La SAS Audebert Boissons avait conscience de cette difficulté dans la mesure où elle a proposé notamment à la SARL Bill & Co, cessionnaire du fonds de commerce, de réduire les achats annuels en bières toutes brasseries confondues, à 18 hectolitres et de fixer un achat de café Téo à 180 kg.
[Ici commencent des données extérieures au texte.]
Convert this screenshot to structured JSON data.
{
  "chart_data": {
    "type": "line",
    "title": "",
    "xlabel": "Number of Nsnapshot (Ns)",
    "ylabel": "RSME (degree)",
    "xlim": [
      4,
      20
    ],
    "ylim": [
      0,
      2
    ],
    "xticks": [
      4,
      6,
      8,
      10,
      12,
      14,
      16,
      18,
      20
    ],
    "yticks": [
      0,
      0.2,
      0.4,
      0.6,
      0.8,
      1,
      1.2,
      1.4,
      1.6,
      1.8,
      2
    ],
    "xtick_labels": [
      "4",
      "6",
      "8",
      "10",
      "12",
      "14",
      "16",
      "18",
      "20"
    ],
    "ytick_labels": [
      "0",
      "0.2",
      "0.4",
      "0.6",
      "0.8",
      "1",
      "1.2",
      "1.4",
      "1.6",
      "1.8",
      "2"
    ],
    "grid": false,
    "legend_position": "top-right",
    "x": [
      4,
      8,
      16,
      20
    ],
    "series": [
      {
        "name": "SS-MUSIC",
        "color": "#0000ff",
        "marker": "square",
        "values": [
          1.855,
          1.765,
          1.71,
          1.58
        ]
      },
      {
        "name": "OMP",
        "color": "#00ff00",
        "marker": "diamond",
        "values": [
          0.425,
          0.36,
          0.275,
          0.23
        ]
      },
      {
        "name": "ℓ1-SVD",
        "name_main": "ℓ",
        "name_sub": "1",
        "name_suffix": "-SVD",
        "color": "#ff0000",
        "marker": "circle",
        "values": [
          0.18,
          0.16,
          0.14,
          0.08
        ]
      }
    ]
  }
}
L'avenant n'a pas été approuvé dans la mesure où la durée du marché devait en contrepartie être prorogée de trois ans.

Au surplus, la SAS Audebert Boissons a attendu le 29 novembre 2021 pour se prévaloir de la résiliation du contrat, sans ne jamais émettre le moindre reproche à sa co-contractante durant toute son exécution.

En outre, il n'est pas contesté que le prêt sur fonds propres a été intégralement remboursé.

Au vu de l'ensemble de ces circonstances, il apparaît que 'la peine' convenue entre les parties au sens de l'article 1152 ancien du code civil, est manifestement excessive, et sera réduite à un euro.

- Sur les dépens et l'article 700 du code de procédure civile

Succombant principalement à l'instance, la SARL Bill & Co sera condamnée aux dépens de première instance et d'appel.

Néanmoins, l'équité commande de ne pas faire application des dispositions de l'article 700 du code de procédure civile.

PAR CES MOTIFS,

La cour, après en avoir délibéré, statuant publiquement, par arrêt contradictoire et en dernier ressort, mis à la disposition des parties au greffe de la juridiction ;

Infirme le jugement déféré ;

Statuant à nouveau :

Constate la résiliation de droit du contrat du 17 décembre 2013 à compter de septembre 2020 du fait de la SARL Bill & Co ;

Condamne la SARL Bill & Co à payer à la SAS Audebert Boissons la somme de 7 818,63 euros HT au titre de la restitution en valeur des matériels mis à disposition du revendeur ;

Réduit à un euro la clause pénale prévue à l'article 7 du contrat de fourniture de boissons du 17 décembre 2013, que la SARL Bill & Co sera condamnée à payer à la SAS Audebert Boissons ;

Déboute la SARL Bill & Co de ses demandes en nullité des clauses du contrat et sa demande visant à voir prononcer la résolution du contrat ;

Déboute la SAS Audebert Boissons du surplus de ses demandes ;

Dit n'y avoir lieu à faire application des dispositions de l'article 700 du code de procédure civile ;

Condamne la SAS Audebert Boissons aux dépens de première instance et d'appel.